My friends who are pregnant for the first time really oughta skip this here post.
Ace is a very, very, very, very, very, very, very, very, very strong-willed child. I remember a friend of mine once saying that she hated when she heard parents say that they couldn't wait for school breaks to be over so their kids could be out of their hair. I agreed; I mean, my God, who says that about their children?
The person that said this reads my blog, and I'm sorry, honey, but your kids must be sweet little angels. Ace can be a sweet little angel, but more often than not, HE IS NOT. I hate to say this... I just hate to have the thought, and hate to commit it to eternity by putting it on the internet, but I cannot wait for him to go back to school. The past couple of weeks with him have been very trying on me.
He doesn't ask for things. As soon as he's decided he wants something, it's "WANNA GO IN MY ROOOOOOMMMM!!!!!" I have taught him to say "I want to go to my room, please" but I will be damned if any of the thousand times I've told him to use words instead of whines has registered. EVER. If he's told no, it's an immediate scream. When he takes a pause from screaming and asks for that thing again, and he's told no, he starts hitting himself, hitting his head on the floor, pounding the nearest object on the next nearest object. If he's told to stop doing something, he will not do it the first time he's told. Ever. I always, ALWAYS, have to redirect him somehow, and redirection doesn't work. Redirection turns into screaming, hitting himself, pounding his head on the floor, hitting other things.
Before I was a mother, I knew that saying no and being consistent would result in a child who listens and is compliant. Now that I am a mother, I know that this is total nonsense. I don't give in to his fits or incessant escalation, because I know giving in would encourage his behavior. But the behavior continues and continues and continues.
His time out chair is getting a butt-shaped imprint in it, I swear. Time out is the only threat that ever works. "Ace, stop doing that." "No." "Do you want go to in time-out?" "Yeah." So, to time out we go. He's in time out probably 8-9 times per day. PER DAY.
I hate saying all this. I get SO frustrated with him and his terrible attitude, but then I think to myself that I MUST have done something wrong because a 2-year-old can't be like this without it being my fault. He just can't. And then I feel like crap for thinking such mean things. And then, he throws yet another fit, and I get really, really frustrated with him, and I think again that it's got to be something organic... something left over from his brain bleed in the NICU. Then I feel like crap again. This is an awful cycle of awfulness.

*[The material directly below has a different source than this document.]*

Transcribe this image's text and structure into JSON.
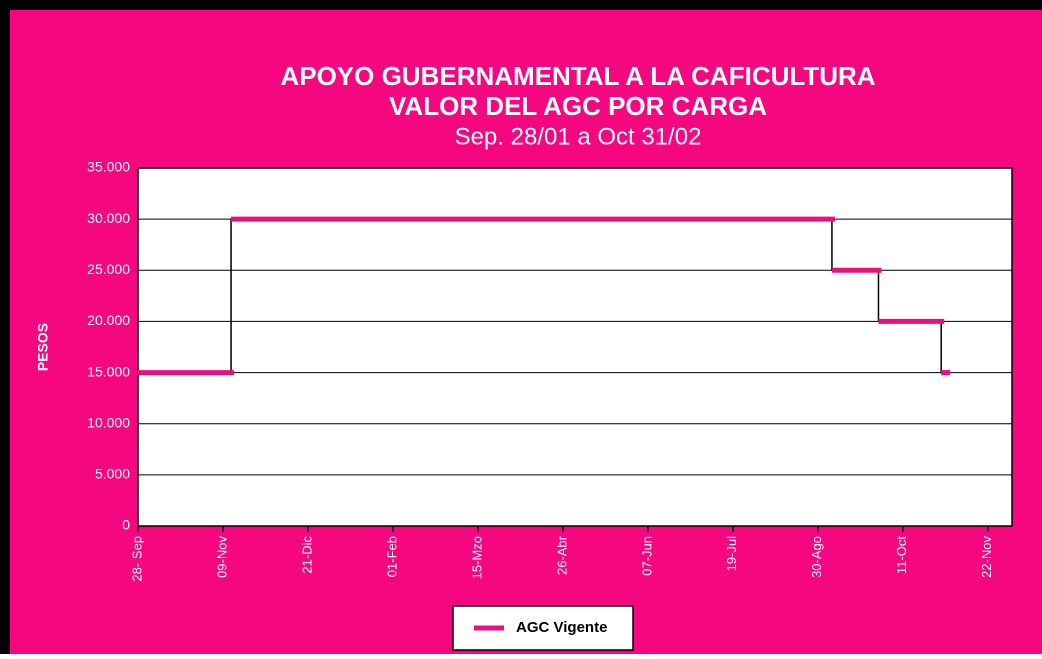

But damn it. I am a good mother. I AM A GOOD MOTHER. I do what I'm supposed to do. I praise him when appropriate ("Thank you for picking up your toys!") and I praise him when it's probably inappropriate ("Thank you for finishing your supper!") I punish him when it's appropriate. I do everything I'm supposed to do. Will he ever, ever fulfill his end of the bargain by actually processing and doing what I've tried so hard to teach him?

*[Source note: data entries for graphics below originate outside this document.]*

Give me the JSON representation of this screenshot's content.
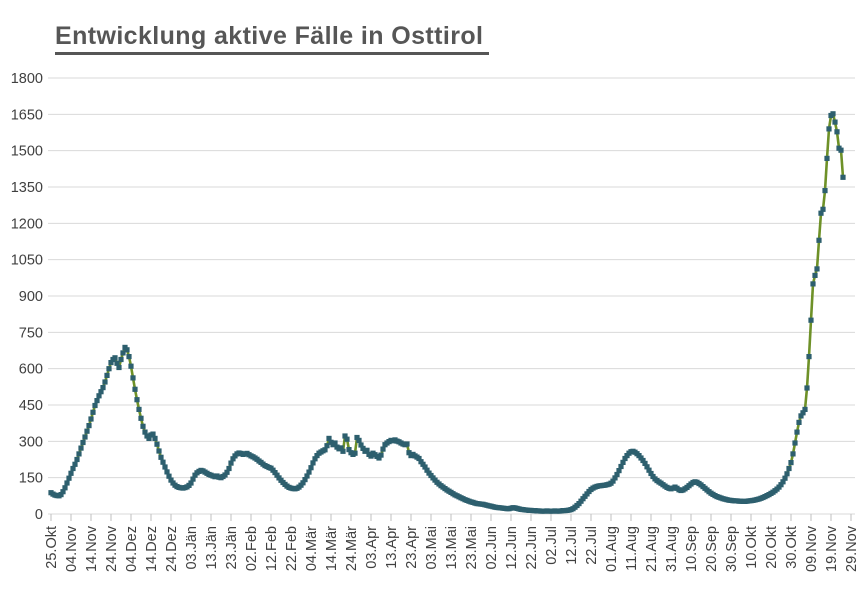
{
  "title": "Entwicklung aktive Fälle in Osttirol",
  "colors": {
    "line": "#6e9128",
    "marker": "#2d5f6e",
    "grid": "#d9d9d9",
    "tick": "#bfbfbf",
    "axis_text": "#404040",
    "title_text": "#565656"
  },
  "chart_data": {
    "type": "line",
    "title": "Entwicklung aktive Fälle in Osttirol",
    "xlabel": "",
    "ylabel": "",
    "ylim": [
      0,
      1800
    ],
    "y_ticks": [
      0,
      150,
      300,
      450,
      600,
      750,
      900,
      1050,
      1200,
      1350,
      1500,
      1650,
      1800
    ],
    "grid": "horizontal",
    "legend": "none",
    "x_tick_labels": [
      "25.Okt",
      "04.Nov",
      "14.Nov",
      "24.Nov",
      "04.Dez",
      "14.Dez",
      "24.Dez",
      "03.Jän",
      "13.Jän",
      "23.Jän",
      "02.Feb",
      "12.Feb",
      "22.Feb",
      "04.Mär",
      "14.Mär",
      "24.Mär",
      "03.Apr",
      "13.Apr",
      "23.Apr",
      "03.Mai",
      "13.Mai",
      "23.Mai",
      "02.Jun",
      "12.Jun",
      "22.Jun",
      "02.Jul",
      "12.Jul",
      "22.Jul",
      "01.Aug",
      "11.Aug",
      "21.Aug",
      "31.Aug",
      "10.Sep",
      "20.Sep",
      "30.Sep",
      "10.Okt",
      "20.Okt",
      "30.Okt",
      "09.Nov",
      "19.Nov",
      "29.Nov"
    ],
    "x_tick_interval_days": 10,
    "x_axis_total_days": 400,
    "marker": "square",
    "values_are_daily_from_first_tick": true,
    "values": [
      88,
      82,
      78,
      76,
      75,
      80,
      92,
      108,
      128,
      148,
      168,
      188,
      205,
      225,
      248,
      272,
      295,
      318,
      342,
      365,
      392,
      420,
      448,
      468,
      488,
      505,
      522,
      545,
      572,
      600,
      625,
      638,
      645,
      622,
      605,
      638,
      665,
      688,
      678,
      650,
      610,
      562,
      515,
      472,
      432,
      395,
      362,
      338,
      322,
      312,
      326,
      330,
      312,
      288,
      260,
      234,
      214,
      194,
      174,
      156,
      140,
      128,
      119,
      113,
      110,
      108,
      107,
      109,
      112,
      118,
      128,
      144,
      160,
      170,
      176,
      180,
      178,
      173,
      168,
      163,
      160,
      157,
      154,
      157,
      152,
      150,
      155,
      161,
      172,
      188,
      210,
      228,
      240,
      248,
      252,
      250,
      246,
      248,
      250,
      245,
      240,
      236,
      231,
      226,
      219,
      213,
      206,
      200,
      196,
      192,
      189,
      181,
      171,
      160,
      149,
      139,
      130,
      122,
      115,
      110,
      107,
      105,
      104,
      106,
      111,
      119,
      129,
      142,
      157,
      173,
      191,
      211,
      228,
      241,
      251,
      256,
      261,
      265,
      282,
      312,
      296,
      286,
      293,
      276,
      269,
      273,
      259,
      322,
      309,
      266,
      253,
      246,
      251,
      316,
      304,
      285,
      271,
      259,
      263,
      246,
      239,
      251,
      245,
      238,
      231,
      243,
      268,
      286,
      293,
      299,
      304,
      302,
      306,
      301,
      298,
      293,
      289,
      286,
      289,
      253,
      241,
      246,
      240,
      235,
      229,
      216,
      205,
      194,
      181,
      169,
      159,
      149,
      140,
      131,
      124,
      117,
      111,
      105,
      99,
      94,
      89,
      84,
      79,
      75,
      71,
      67,
      63,
      59,
      56,
      53,
      50,
      48,
      45,
      43,
      42,
      41,
      40,
      38,
      36,
      34,
      32,
      30,
      28,
      27,
      26,
      25,
      24,
      23,
      22,
      22,
      24,
      26,
      25,
      23,
      21,
      19,
      18,
      17,
      16,
      15,
      15,
      14,
      14,
      13,
      13,
      12,
      12,
      12,
      13,
      12,
      12,
      12,
      13,
      12,
      12,
      13,
      14,
      14,
      15,
      16,
      18,
      22,
      28,
      35,
      43,
      53,
      63,
      73,
      83,
      93,
      101,
      107,
      111,
      114,
      116,
      117,
      118,
      119,
      121,
      123,
      127,
      136,
      149,
      163,
      179,
      196,
      213,
      229,
      241,
      251,
      257,
      259,
      255,
      249,
      241,
      231,
      221,
      209,
      195,
      181,
      167,
      155,
      145,
      138,
      132,
      127,
      121,
      115,
      110,
      106,
      104,
      107,
      111,
      106,
      100,
      97,
      99,
      104,
      110,
      117,
      124,
      130,
      133,
      131,
      126,
      120,
      113,
      106,
      99,
      92,
      86,
      81,
      76,
      72,
      69,
      66,
      63,
      61,
      59,
      57,
      56,
      55,
      54,
      54,
      53,
      53,
      52,
      52,
      53,
      54,
      55,
      56,
      58,
      60,
      62,
      65,
      68,
      72,
      76,
      80,
      85,
      90,
      96,
      103,
      111,
      121,
      133,
      148,
      166,
      188,
      212,
      248,
      293,
      338,
      378,
      405,
      418,
      432,
      520,
      650,
      800,
      950,
      985,
      1012,
      1130,
      1242,
      1258,
      1335,
      1468,
      1590,
      1645,
      1652,
      1618,
      1578,
      1510,
      1502,
      1390
    ]
  }
}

I hesitate to press the post button. I feel like karma's gonna come and kick my derriere. But I'm getting desperate here, people. The good times with my son have completely become overwhelmed by the bad times. I'm having to go into his room at night and remind myself that this is my precious child, my flesh and blood, my angel, my life, and I love him more than I'm frustrated with him.
I need help. Really, any insight or encouragement would be helpful right now. As will the crawfish that I'm fixin' to go eat.